FTX Crypto Exchange Bankruptcy Prompts Tax Questions

December 13, 2022

In the wake of the Nov. 11 bankruptcy filing of offshore cryptocurrency exchange FTX Trading Ltd., questions remain regarding tax consequences for customers.

The exchange, collectively the FTX Group, consists of West Realm Shire Services Inc (FTX US), Alameda Research Ltd. and approximately 130 affiliates. On Nov. 11, FTX filed for Chapter 11 bankruptcy in the District of Delaware. FTX’s CEO Sam Bankman-Fried stepped down and was succeeded by attorney John J. Ray III, who is known for his work liquidating Enron in the early 2000s. Bankman-Fried, who was set to testify virtually at a House Financial Services Committee hearing on Dec. 13, was arrested in the Bahamas on Dec. 12 after U.S. prosecutors filed criminal charges against him.

Reportedly, around $10 billion in FTX customer funds were loaned to Alameda to fund its trading activities and was not disclosed to FTX customers. Once customers made this discovery and began attempting to withdraw their funds, FTX paused withdrawals full-stop. The exchange, which had been operating on fractional reserves, was left with an $8 billion shortfall.

Since FTX’s bankruptcy declaration, tax professionals have been speculating on what comes next for customers tax-wise, but given the lack of precedent for a bankruptcy of this magnitude in the crypto industry and the classification of crypto technologies as property, the tax consequences are uncertain. There are many current unknowns, such as whether the assets will be considered worthless, the type of currency that will be used for any payouts, and the timing of the valuation of the assets, among other things.

The court will establish whether FTX’s estate consists of consumer accounts as part of the bankruptcy proceedings.
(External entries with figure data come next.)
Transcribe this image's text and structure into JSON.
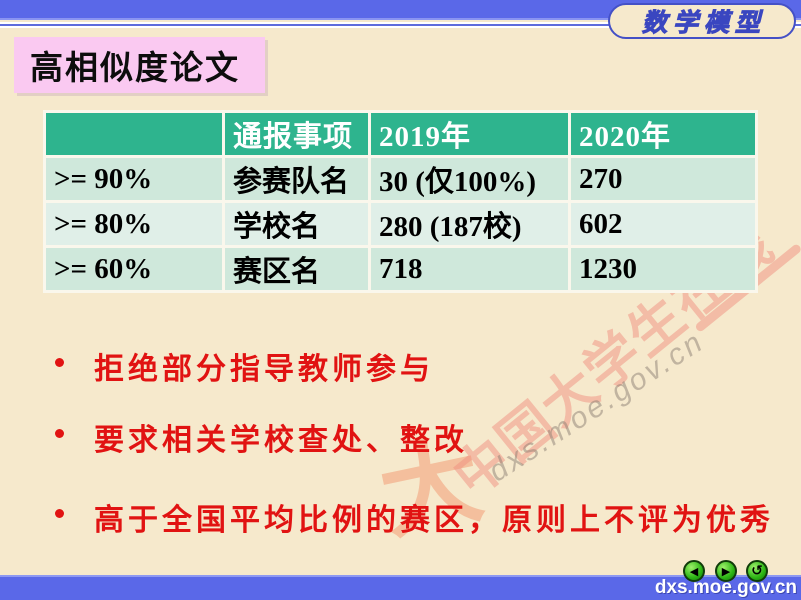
{
  "badge": {
    "label": "数学模型"
  },
  "title": {
    "text": "高相似度论文"
  },
  "table": {
    "headers": [
      "",
      "通报事项",
      "2019年",
      "2020年"
    ],
    "rows": [
      [
        ">= 90%",
        "参赛队名",
        "30 (仅100%)",
        "270"
      ],
      [
        ">= 80%",
        "学校名",
        "280 (187校)",
        "602"
      ],
      [
        ">= 60%",
        "赛区名",
        "718",
        "1230"
      ]
    ]
  },
  "bullets": [
    "拒绝部分指导教师参与",
    "要求相关学校查处、整改",
    "高于全国平均比例的赛区，原则上不评为优秀"
  ],
  "watermark": {
    "brand": "中国大学生在线",
    "url": "dxs.moe.gov.cn"
  },
  "footer": {
    "url": "dxs.moe.gov.cn"
  },
  "nav": {
    "prev_glyph": "◀",
    "next_glyph": "▶",
    "return_glyph": "↺"
  },
  "colors": {
    "bar_blue": "#5a68e8",
    "header_green": "#2eb48e",
    "row_mint": "#cfe8db",
    "row_light": "#e0efe8",
    "bullet_red": "#e11312",
    "title_pink": "#fac9f1",
    "background_cream": "#f6e9cc",
    "watermark_salmon": "#f09080",
    "button_green": "#2cb514"
  }
}
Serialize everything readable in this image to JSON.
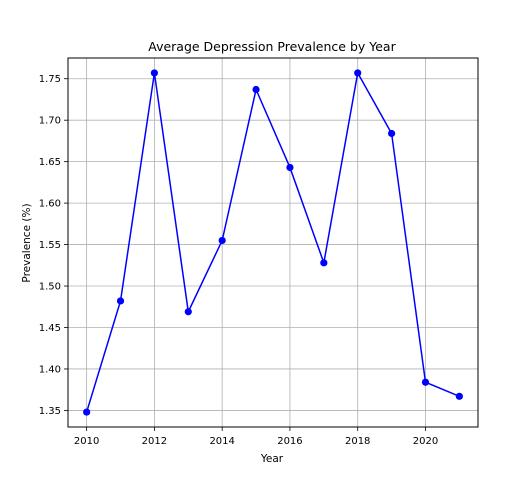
{
  "chart_data": {
    "type": "line",
    "title": "Average Depression Prevalence by Year",
    "xlabel": "Year",
    "ylabel": "Prevalence (%)",
    "x": [
      2010,
      2011,
      2012,
      2013,
      2014,
      2015,
      2016,
      2017,
      2018,
      2019,
      2020,
      2021
    ],
    "series": [
      {
        "values": [
          1.348,
          1.482,
          1.757,
          1.469,
          1.555,
          1.737,
          1.643,
          1.528,
          1.757,
          1.684,
          1.384,
          1.367
        ],
        "color": "#0000ff",
        "marker": "circle"
      }
    ],
    "xlim": [
      2009.45,
      2021.55
    ],
    "ylim": [
      1.33,
      1.775
    ],
    "xticks": [
      2010,
      2012,
      2014,
      2016,
      2018,
      2020
    ],
    "yticks": [
      1.35,
      1.4,
      1.45,
      1.5,
      1.55,
      1.6,
      1.65,
      1.7,
      1.75
    ],
    "ytick_labels": [
      "1.35",
      "1.40",
      "1.45",
      "1.50",
      "1.55",
      "1.60",
      "1.65",
      "1.70",
      "1.75"
    ],
    "grid": true
  }
}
In an interview with Checkpoint, Ledgible’s Vice President of Tax and Accounting Gabriel Brin said that consumers, who are expected to be named as unsecured creditors, “are likely to incur deductible losses.”

Writing for CoinDesk, Creighton University School of Law Frank J. Kellegher Professor of Trusts and Estates Victoria J. Haneman said that for those who “successfully cashed out and/or withdrew funds, any resulting capital loss may be used to offset their capital gains (plus $3,000 of ordinary income). Any excess capital loss is not wasted. The investor can continue to offset capital gains taxes accrued from trading or investment activities and take a deduction of $3,000 every year until the loss is exhausted, according to tax precedent.”
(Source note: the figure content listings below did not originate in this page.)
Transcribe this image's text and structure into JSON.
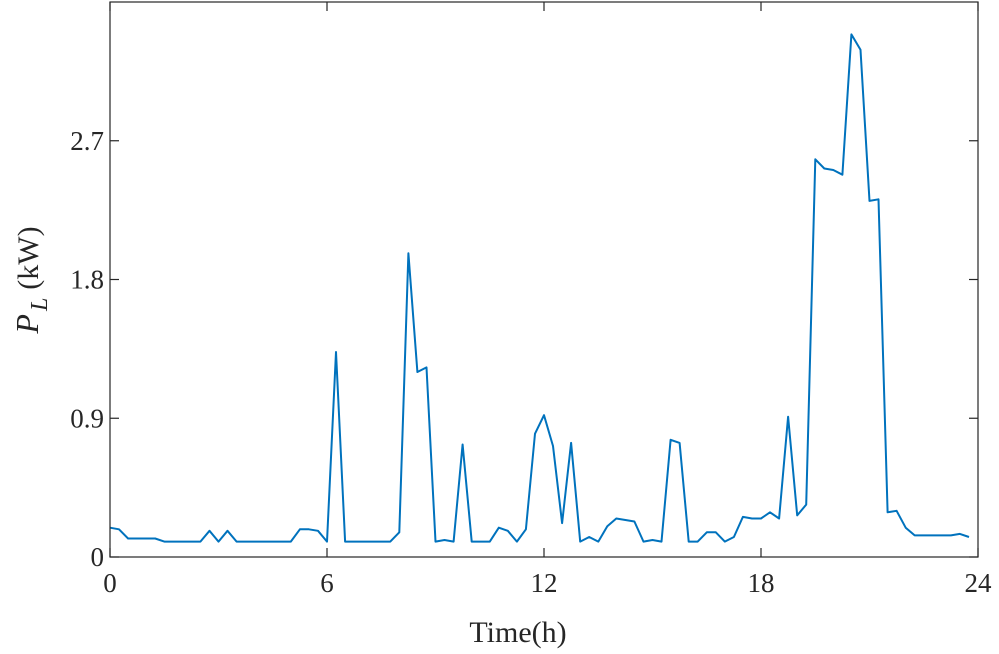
{
  "chart_data": {
    "type": "line",
    "title": "",
    "xlabel": "Time(h)",
    "ylabel": {
      "symbol": "P",
      "subscript": "L",
      "unit": "(kW)"
    },
    "xlim": [
      0,
      24
    ],
    "ylim": [
      0,
      3.6
    ],
    "xticks": [
      0,
      6,
      12,
      18,
      24
    ],
    "xtick_labels": [
      "0",
      "6",
      "12",
      "18",
      "24"
    ],
    "yticks": [
      0,
      0.9,
      1.8,
      2.7
    ],
    "ytick_labels": [
      "0",
      "0.9",
      "1.8",
      "2.7"
    ],
    "grid": false,
    "line_color": "#0072BD",
    "series": [
      {
        "x": [
          0,
          0.25,
          0.5,
          0.75,
          1,
          1.25,
          1.5,
          1.75,
          2,
          2.25,
          2.5,
          2.75,
          3,
          3.25,
          3.5,
          3.75,
          4,
          4.25,
          4.5,
          4.75,
          5,
          5.25,
          5.5,
          5.75,
          6,
          6.25,
          6.5,
          6.75,
          7,
          7.25,
          7.5,
          7.75,
          8,
          8.25,
          8.5,
          8.75,
          9,
          9.25,
          9.5,
          9.75,
          10,
          10.25,
          10.5,
          10.75,
          11,
          11.25,
          11.5,
          11.75,
          12,
          12.25,
          12.5,
          12.75,
          13,
          13.25,
          13.5,
          13.75,
          14,
          14.25,
          14.5,
          14.75,
          15,
          15.25,
          15.5,
          15.75,
          16,
          16.25,
          16.5,
          16.75,
          17,
          17.25,
          17.5,
          17.75,
          18,
          18.25,
          18.5,
          18.75,
          19,
          19.25,
          19.5,
          19.75,
          20,
          20.25,
          20.5,
          20.75,
          21,
          21.25,
          21.5,
          21.75,
          22,
          22.25,
          22.5,
          22.75,
          23,
          23.25,
          23.5,
          23.75
        ],
        "values": [
          0.19,
          0.18,
          0.12,
          0.12,
          0.12,
          0.12,
          0.1,
          0.1,
          0.1,
          0.1,
          0.1,
          0.17,
          0.1,
          0.17,
          0.1,
          0.1,
          0.1,
          0.1,
          0.1,
          0.1,
          0.1,
          0.18,
          0.18,
          0.17,
          0.1,
          1.33,
          0.1,
          0.1,
          0.1,
          0.1,
          0.1,
          0.1,
          0.16,
          1.97,
          1.2,
          1.23,
          0.1,
          0.11,
          0.1,
          0.73,
          0.1,
          0.1,
          0.1,
          0.19,
          0.17,
          0.1,
          0.18,
          0.8,
          0.92,
          0.72,
          0.22,
          0.74,
          0.1,
          0.13,
          0.1,
          0.2,
          0.25,
          0.24,
          0.23,
          0.1,
          0.11,
          0.1,
          0.76,
          0.74,
          0.1,
          0.1,
          0.16,
          0.16,
          0.1,
          0.13,
          0.26,
          0.25,
          0.25,
          0.29,
          0.25,
          0.91,
          0.27,
          0.34,
          2.58,
          2.52,
          2.51,
          2.48,
          3.39,
          3.29,
          2.31,
          2.32,
          0.29,
          0.3,
          0.19,
          0.14,
          0.14,
          0.14,
          0.14,
          0.14,
          0.15,
          0.13
        ]
      }
    ]
  }
}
For customers who have been unable to access their assets due to the fact that FTX filed for bankruptcy and paused withdrawals, they will not be able to calculate a loss until bankruptcy proceedings have been completed, as they would not incur a loss until then. As Brin said, “these losses will likely not be recognizable on their tax returns until [at least] 2023 once fully ruled on by the court.”

If FTX ends up falling within the definition of a Ponzi scheme, Haneman wrote that “investors may deduct their losses as an ‘investment theft loss’ instead of a capital loss. And while capital losses are subject to loss limitation rules ($3,000 per year against ordinary income), investment theft losses are deductible immediately.”

FTX has until early March 2023 to submit a proposed plan for reorganization. The plan is subject to an approval vote by creditors and a subsequent court ruling. It is unclear how many creditors will be participating in the approval process, as there may be up to one million creditors. Developments in other major crypto bankruptcies, such as Celsius and Voyager, may also impact the timing of the FTX ruling.

In a Nov. 16 statement, U.S. Treasury Secretary Janet Yellen said FTX demonstrates “the need for more effective oversight of cryptocurrency markets” and that the “federal government, including Congress, also needs to move quickly to fill the regulatory gaps the Biden Administration has identified.”